If you have a web site that is mostly just text on a page, that is ok, but what takes web site VISITORS and turns them into converted web site CUSTOMERS is a well planned out landing page. When I arrive on this page, what is it you want me to do?
If you log onto the new Image Freedom Web Site you will see that I have moved away from the “hit you with text” approach to a homepage. There are a lot of different theories about your homepage, but I subscribe to the idea that when I visit a site, I want quick and easy answers, and I want access to a next step. Is that next step a contact form, a video, a phone number? Whatever that is, it needs to be easy and obvious.
So using my own site as an example, you’ll see that I included a welcome letter, first of all. This is something I decided to do after attending the Business Building Boot Camp hosted by @AliciaSanera. This welcome letter focuses on building a relationship between the new visitor, and myself. I stopped trying to sound like the smartest guy on the planet, I stopped trying to hit the new user with a ton of information, and instead I sent the message “Hi, my name is Matthew, and I’ll tell it to you straight”.
So my landing process, comes from a place of invitation and welcome.

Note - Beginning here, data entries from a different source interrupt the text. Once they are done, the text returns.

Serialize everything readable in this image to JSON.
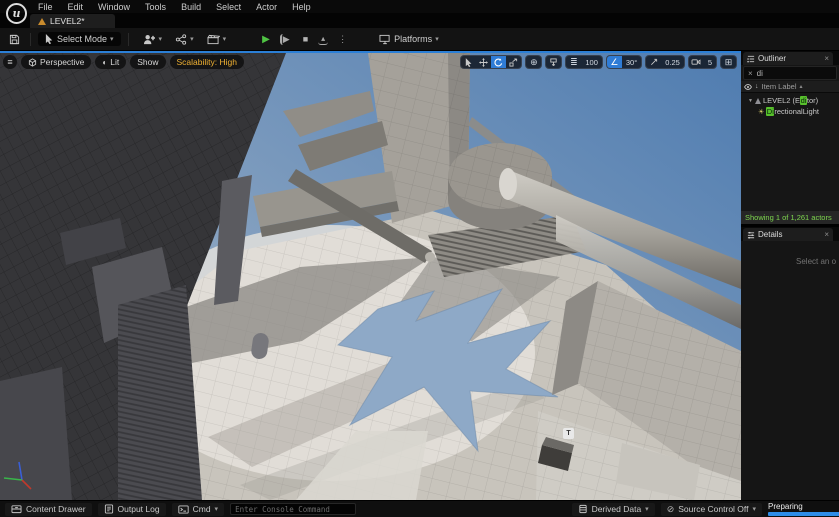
{
  "menu_bar": {
    "items": [
      "File",
      "Edit",
      "Window",
      "Tools",
      "Build",
      "Select",
      "Actor",
      "Help"
    ]
  },
  "level_tab": {
    "label": "LEVEL2*"
  },
  "toolbar": {
    "select_mode_label": "Select Mode",
    "platforms_label": "Platforms"
  },
  "viewport_overlay": {
    "perspective_label": "Perspective",
    "lit_label": "Lit",
    "show_label": "Show",
    "scalability_label": "Scalability: High",
    "grid_snap_value": "100",
    "angle_snap_value": "30°",
    "scale_snap_value": "0.25",
    "camera_speed_value": "5",
    "sprite_glyph": "T"
  },
  "outliner": {
    "tab_label": "Outliner",
    "search_text": "di",
    "column_header": "Item Label",
    "rows": [
      {
        "pre": "LEVEL2 (E",
        "match": "di",
        "post": "tor)"
      },
      {
        "pre": "",
        "match": "Di",
        "post": "rectionalLight"
      }
    ],
    "footer": "Showing 1 of 1,261 actors"
  },
  "details": {
    "tab_label": "Details",
    "empty_text": "Select an o"
  },
  "status_bar": {
    "content_drawer_label": "Content Drawer",
    "output_log_label": "Output Log",
    "cmd_label": "Cmd",
    "console_placeholder": "Enter Console Command",
    "derived_data_label": "Derived Data",
    "source_control_label": "Source Control Off",
    "progress_label": "Preparing"
  },
  "glyphs": {
    "logo": "u",
    "close": "×",
    "chevron_down": "▾",
    "dots": "⋮",
    "sort_asc": "▴",
    "expander": "▼",
    "play": "▶",
    "step": "▶",
    "stop": "■",
    "eject": "▴",
    "hamburger": "≡",
    "lit": "◐",
    "globe": "⊕",
    "grid_lines": "≣",
    "angle": "∠",
    "maximize": "⊞",
    "slash_circle": "⊘",
    "pin_down": "↓",
    "sun": "☀"
  },
  "colors": {
    "accent_blue": "#2f7cd6",
    "match_green": "#58c02c",
    "scalability_amber": "#f0b132",
    "footer_green": "#7fd84f",
    "progress_blue": "#2e8de8"
  }
}
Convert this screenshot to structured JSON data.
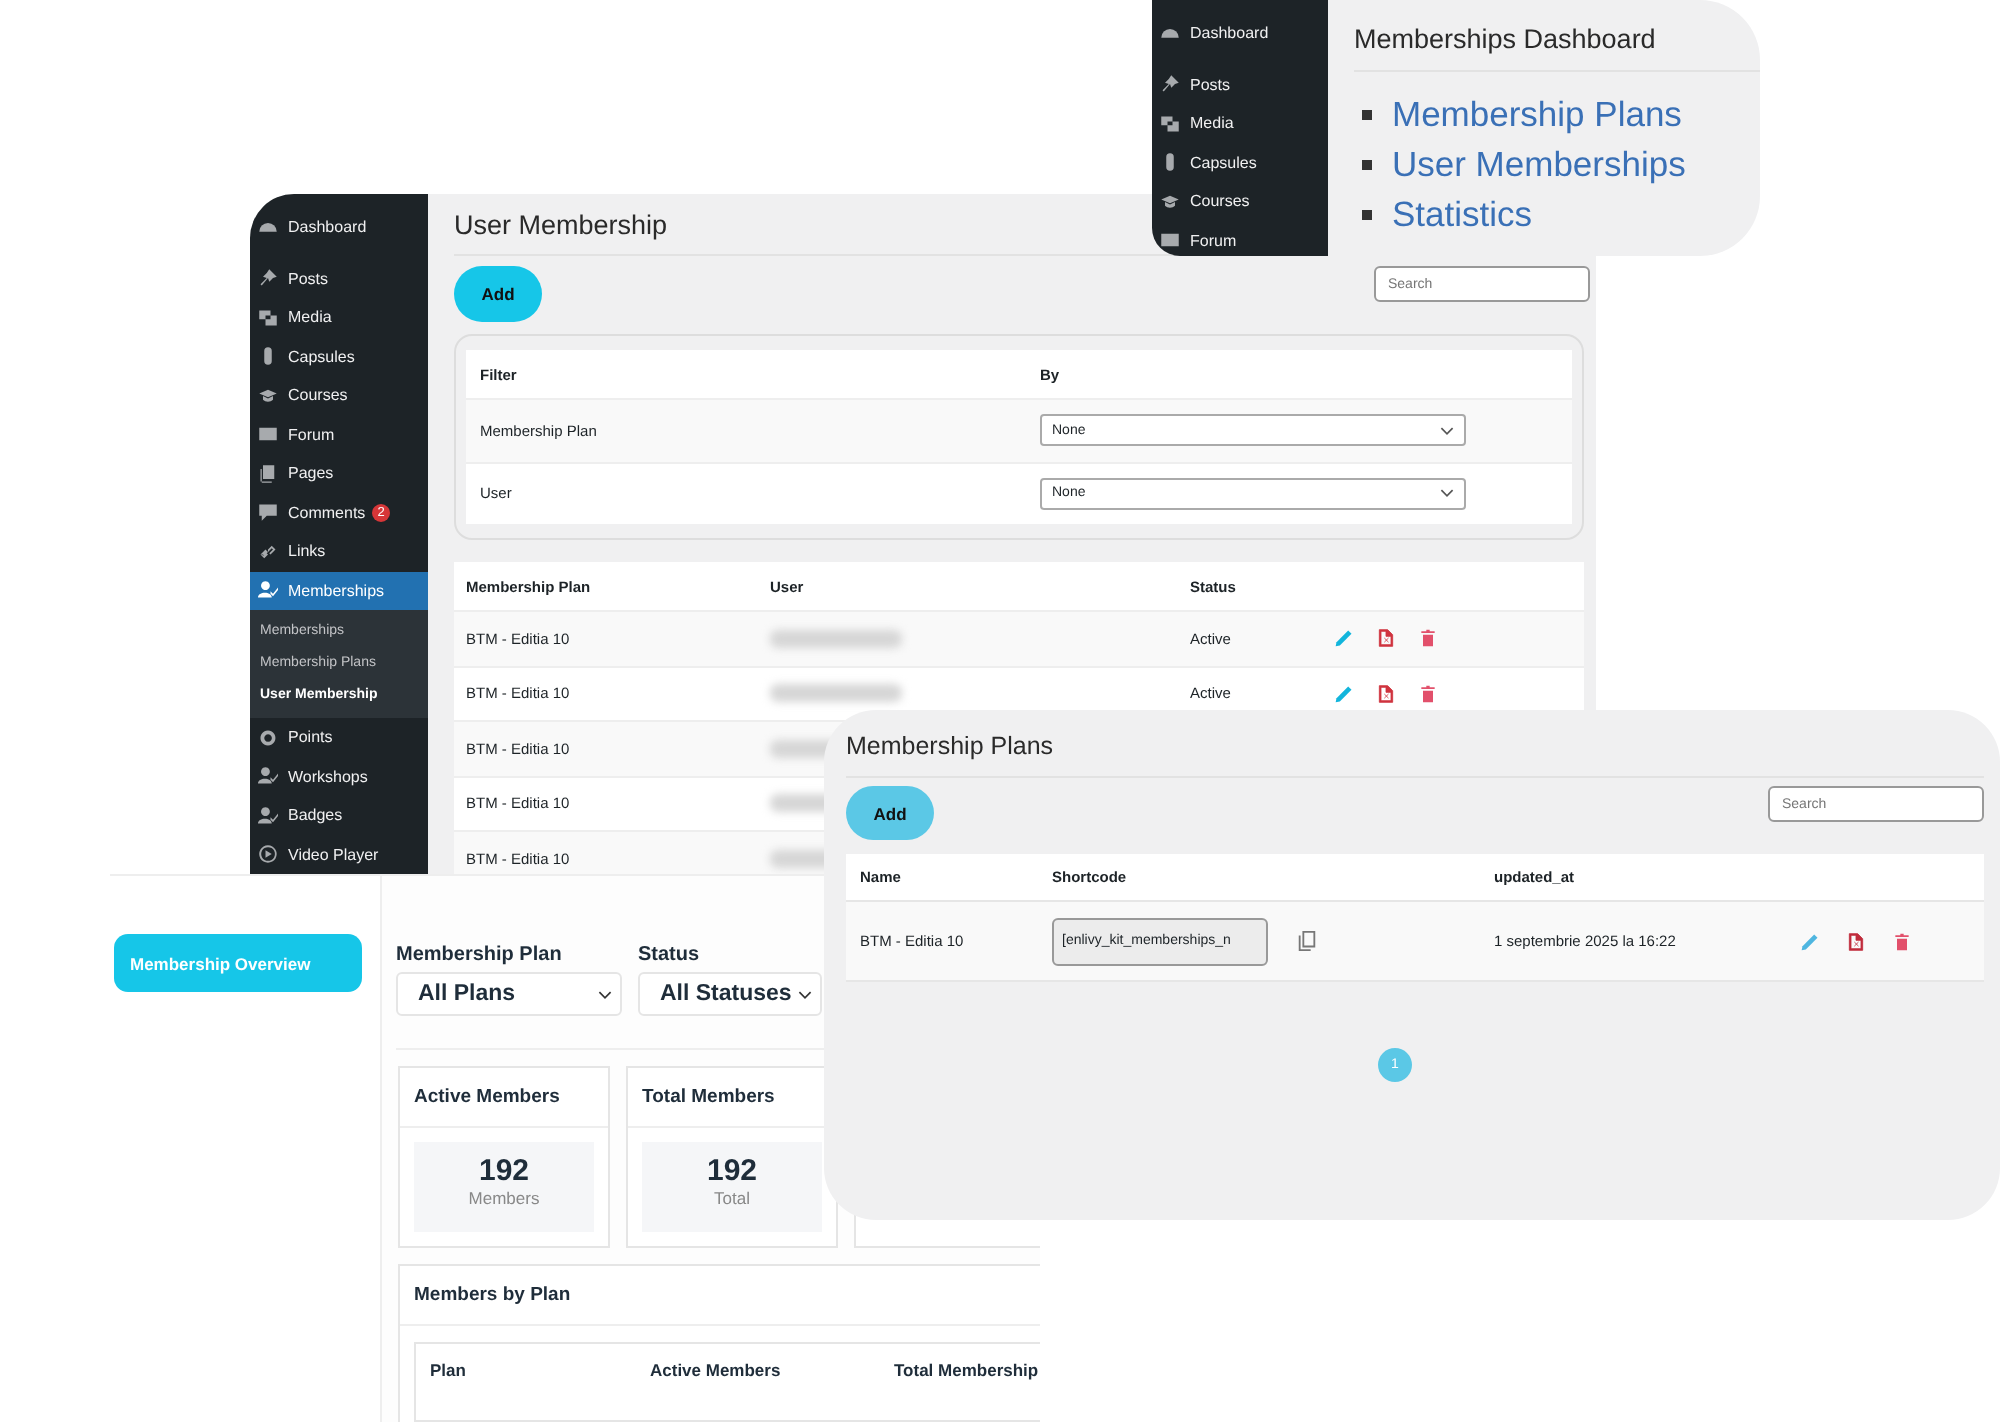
{
  "dashboard_window": {
    "menu": [
      {
        "label": "Dashboard"
      },
      {
        "label": "Posts"
      },
      {
        "label": "Media"
      },
      {
        "label": "Capsules"
      },
      {
        "label": "Courses"
      },
      {
        "label": "Forum"
      }
    ],
    "title": "Memberships Dashboard",
    "links": [
      "Membership Plans",
      "User Memberships",
      "Statistics"
    ]
  },
  "user_membership_window": {
    "menu": [
      {
        "label": "Dashboard",
        "selected": false
      },
      {
        "label": "Posts",
        "selected": false
      },
      {
        "label": "Media",
        "selected": false
      },
      {
        "label": "Capsules",
        "selected": false
      },
      {
        "label": "Courses",
        "selected": false
      },
      {
        "label": "Forum",
        "selected": false
      },
      {
        "label": "Pages",
        "selected": false
      },
      {
        "label": "Comments",
        "selected": false,
        "count": "2"
      },
      {
        "label": "Links",
        "selected": false
      },
      {
        "label": "Memberships",
        "selected": true,
        "expanded": true,
        "children": [
          {
            "label": "Memberships",
            "selected": false
          },
          {
            "label": "Membership Plans",
            "selected": false
          },
          {
            "label": "User Membership",
            "selected": true
          }
        ]
      },
      {
        "label": "Points",
        "selected": false
      },
      {
        "label": "Workshops",
        "selected": false
      },
      {
        "label": "Badges",
        "selected": false
      },
      {
        "label": "Video Player",
        "selected": false
      }
    ],
    "title": "User Membership",
    "add_button": "Add",
    "search": {
      "placeholder": "Search"
    },
    "filter": {
      "columns": [
        "Filter",
        "By"
      ],
      "rows": [
        {
          "label": "Membership Plan",
          "value": "None"
        },
        {
          "label": "User",
          "value": "None"
        }
      ]
    },
    "table": {
      "columns": [
        "Membership Plan",
        "User",
        "Status"
      ],
      "rows": [
        {
          "membership_plan": "BTM - Editia 10",
          "status": "Active"
        },
        {
          "membership_plan": "BTM - Editia 10",
          "status": "Active"
        },
        {
          "membership_plan": "BTM - Editia 10"
        },
        {
          "membership_plan": "BTM - Editia 10"
        },
        {
          "membership_plan": "BTM - Editia 10"
        }
      ]
    }
  },
  "overview": {
    "nav": [
      {
        "label": "Membership Overview",
        "selected": true
      }
    ],
    "filters": [
      {
        "label": "Membership Plan",
        "value": "All Plans"
      },
      {
        "label": "Status",
        "value": "All Statuses"
      }
    ],
    "cards": [
      {
        "title": "Active Members",
        "value": "192",
        "unit": "Members"
      },
      {
        "title": "Total Members",
        "value": "192",
        "unit": "Total"
      }
    ],
    "members_by_plan": {
      "title": "Members by Plan",
      "columns": [
        "Plan",
        "Active Members",
        "Total Membership"
      ]
    }
  },
  "membership_plans_window": {
    "title": "Membership Plans",
    "add_button": "Add",
    "search": {
      "placeholder": "Search"
    },
    "table": {
      "columns": [
        "Name",
        "Shortcode",
        "updated_at"
      ],
      "rows": [
        {
          "name": "BTM - Editia 10",
          "shortcode": "[enlivy_kit_memberships_n",
          "updated_at": "1 septembrie 2025 la 16:22"
        }
      ]
    },
    "pages": [
      {
        "label": "1",
        "selected": true
      }
    ]
  }
}
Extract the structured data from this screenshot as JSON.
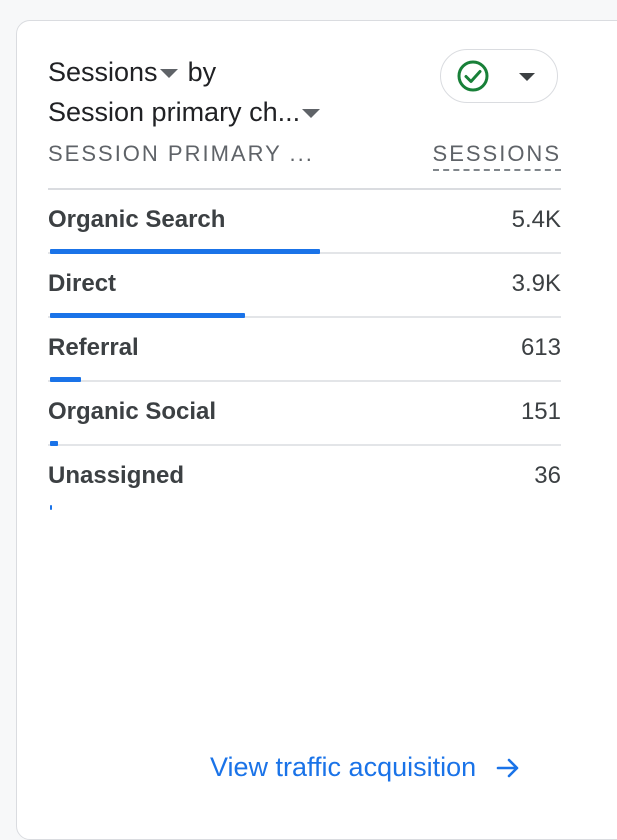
{
  "card": {
    "metric_label": "Sessions",
    "by_label": "by",
    "dimension_label": "Session primary ch...",
    "columns": {
      "dimension": "SESSION PRIMARY ...",
      "metric": "SESSIONS"
    },
    "rows": [
      {
        "label": "Organic Search",
        "value": "5.4K",
        "share": 0.53
      },
      {
        "label": "Direct",
        "value": "3.9K",
        "share": 0.382
      },
      {
        "label": "Referral",
        "value": "613",
        "share": 0.06
      },
      {
        "label": "Organic Social",
        "value": "151",
        "share": 0.015
      },
      {
        "label": "Unassigned",
        "value": "36",
        "share": 0.004
      }
    ],
    "link_label": "View traffic acquisition"
  },
  "icons": {
    "status": "check-circle-icon",
    "dropdown": "caret-down-icon",
    "link": "arrow-right-icon"
  },
  "colors": {
    "accent": "#1a73e8",
    "check": "#188038"
  }
}
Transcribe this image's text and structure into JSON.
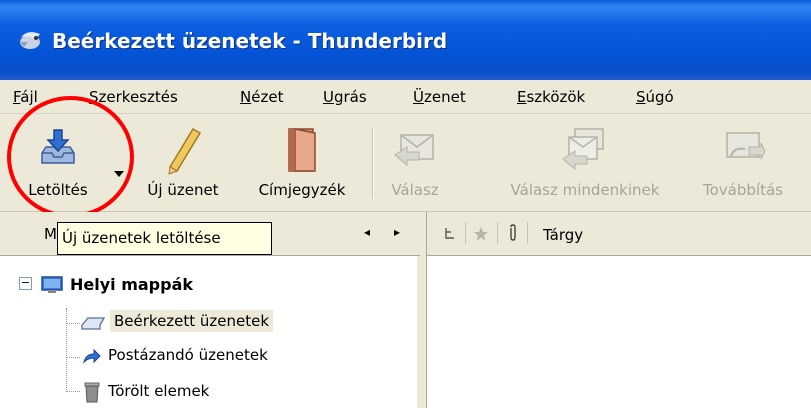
{
  "window": {
    "title": "Beérkezett üzenetek - Thunderbird"
  },
  "menubar": {
    "items": [
      {
        "pre": "",
        "acc": "F",
        "post": "ájl"
      },
      {
        "pre": "",
        "acc": "S",
        "post": "zerkesztés"
      },
      {
        "pre": "",
        "acc": "N",
        "post": "ézet"
      },
      {
        "pre": "",
        "acc": "U",
        "post": "grás"
      },
      {
        "pre": "",
        "acc": "Ü",
        "post": "zenet"
      },
      {
        "pre": "",
        "acc": "E",
        "post": "szközök"
      },
      {
        "pre": "",
        "acc": "S",
        "post": "úgó"
      }
    ]
  },
  "toolbar": {
    "get_mail": "Letöltés",
    "new_message": "Új üzenet",
    "address_book": "Címjegyzék",
    "reply": "Válasz",
    "reply_all": "Válasz mindenkinek",
    "forward": "Továbbítás"
  },
  "tooltip": {
    "text": "Új üzenetek letöltése"
  },
  "folder_pane": {
    "header_prefix": "M",
    "nav_prev": "◂",
    "nav_next": "▸",
    "expander": "−",
    "root": "Helyi mappák",
    "folders": [
      "Beérkezett üzenetek",
      "Postázandó üzenetek",
      "Törölt elemek"
    ]
  },
  "message_pane": {
    "subject_header": "Tárgy"
  },
  "colors": {
    "highlight_circle": "#ff0000",
    "title_bar": "#0453d6"
  }
}
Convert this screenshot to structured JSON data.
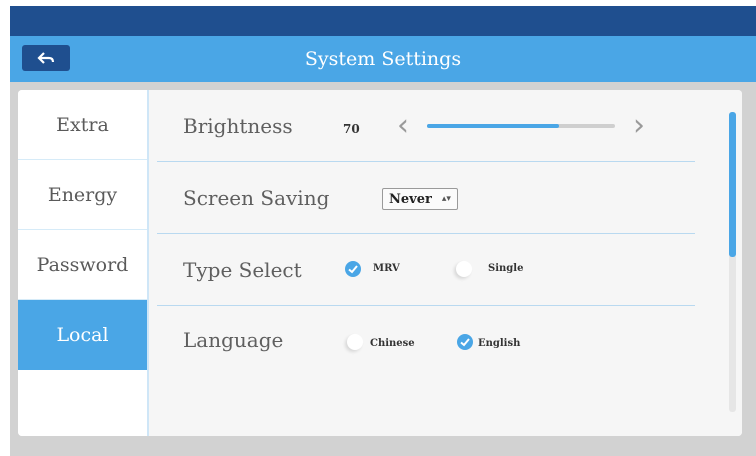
{
  "window": {
    "title": "System Settings"
  },
  "icons": {
    "back": "back-arrow-icon"
  },
  "colors": {
    "accent": "#4aa6e6",
    "header_dark": "#1f4f8f"
  },
  "sidebar": {
    "items": [
      {
        "label": "Extra",
        "active": false
      },
      {
        "label": "Energy",
        "active": false
      },
      {
        "label": "Password",
        "active": false
      },
      {
        "label": "Local",
        "active": true
      }
    ]
  },
  "settings": {
    "brightness": {
      "label": "Brightness",
      "value": "70",
      "level": 0.7
    },
    "screen_saving": {
      "label": "Screen Saving",
      "selected": "Never"
    },
    "type_select": {
      "label": "Type Select",
      "options": [
        {
          "label": "MRV",
          "checked": true
        },
        {
          "label": "Single",
          "checked": false
        }
      ]
    },
    "language": {
      "label": "Language",
      "options": [
        {
          "label": "Chinese",
          "checked": false
        },
        {
          "label": "English",
          "checked": true
        }
      ]
    }
  }
}
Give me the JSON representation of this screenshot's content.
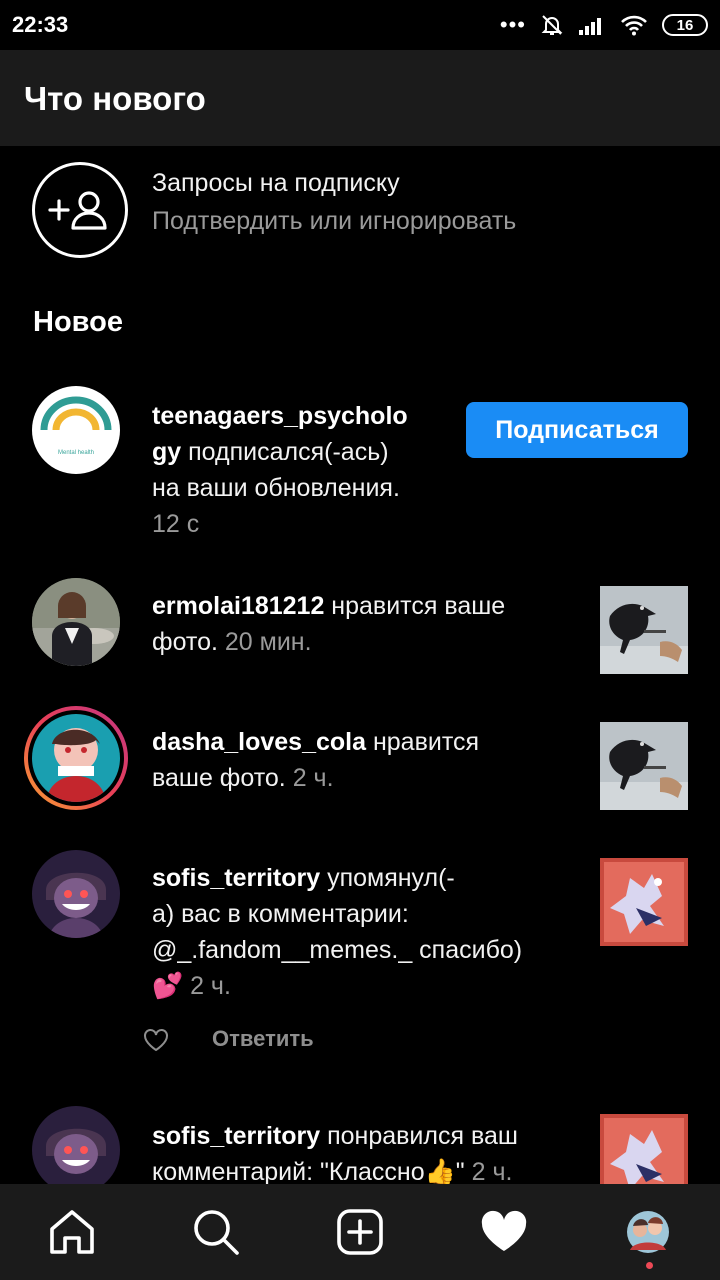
{
  "status_bar": {
    "time": "22:33",
    "dots": "•••",
    "battery": "16"
  },
  "header": {
    "title": "Что нового"
  },
  "requests": {
    "title": "Запросы на подписку",
    "subtitle": "Подтвердить или игнорировать"
  },
  "section_label": "Новое",
  "notifications": [
    {
      "username_part1": "teenagaers_psycholo",
      "username_part2": "gy",
      "action_part1": " подписался(-ась)",
      "action_part2": "на ваши обновления.",
      "time": "12 с",
      "button": "Подписаться",
      "avatar_caption": "Mental health"
    },
    {
      "username": "ermolai181212",
      "action_part1": " нравится ваше",
      "action_part2": "фото. ",
      "time": "20 мин."
    },
    {
      "username": "dasha_loves_cola",
      "action_part1": " нравится",
      "action_part2": "ваше фото. ",
      "time": "2 ч."
    },
    {
      "username": "sofis_territory",
      "action_part1": " упомянул(-",
      "action_part2": "а) вас в комментарии:",
      "action_part3": "@_.fandom__memes._ спасибо)",
      "emoji": "💕",
      "time": " 2 ч.",
      "reply": "Ответить"
    },
    {
      "username": "sofis_territory",
      "action_part1": " понравился ваш",
      "action_part2": "комментарий: \"Классно",
      "emoji": "👍",
      "action_part3": "\" ",
      "time": "2 ч."
    }
  ],
  "bottom_nav": [
    "home-icon",
    "search-icon",
    "new-post-icon",
    "activity-heart-icon",
    "profile-avatar"
  ]
}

Now that the reader has seen they’re dealing with me, a real person, someone who will be invested in their success, they’re more likely to go to the right and contact me for a consultation. Very soon we’ll also be adding some SEO for Newbies videos to that page and those videos will also end with a request for action, “click here to contact us” “click here to learn more about X” and what have you.
So think about, as you’re working with your web developer, or you’re building a web site yourself, what is it you want your visitors to DO once they arrive at your site? A little bit of planning goes a long way here, and helps us move away from the “OMG WALL OF TEXT” mentality of web development.
One message, one invitation, one call for action. That is the recipe for success.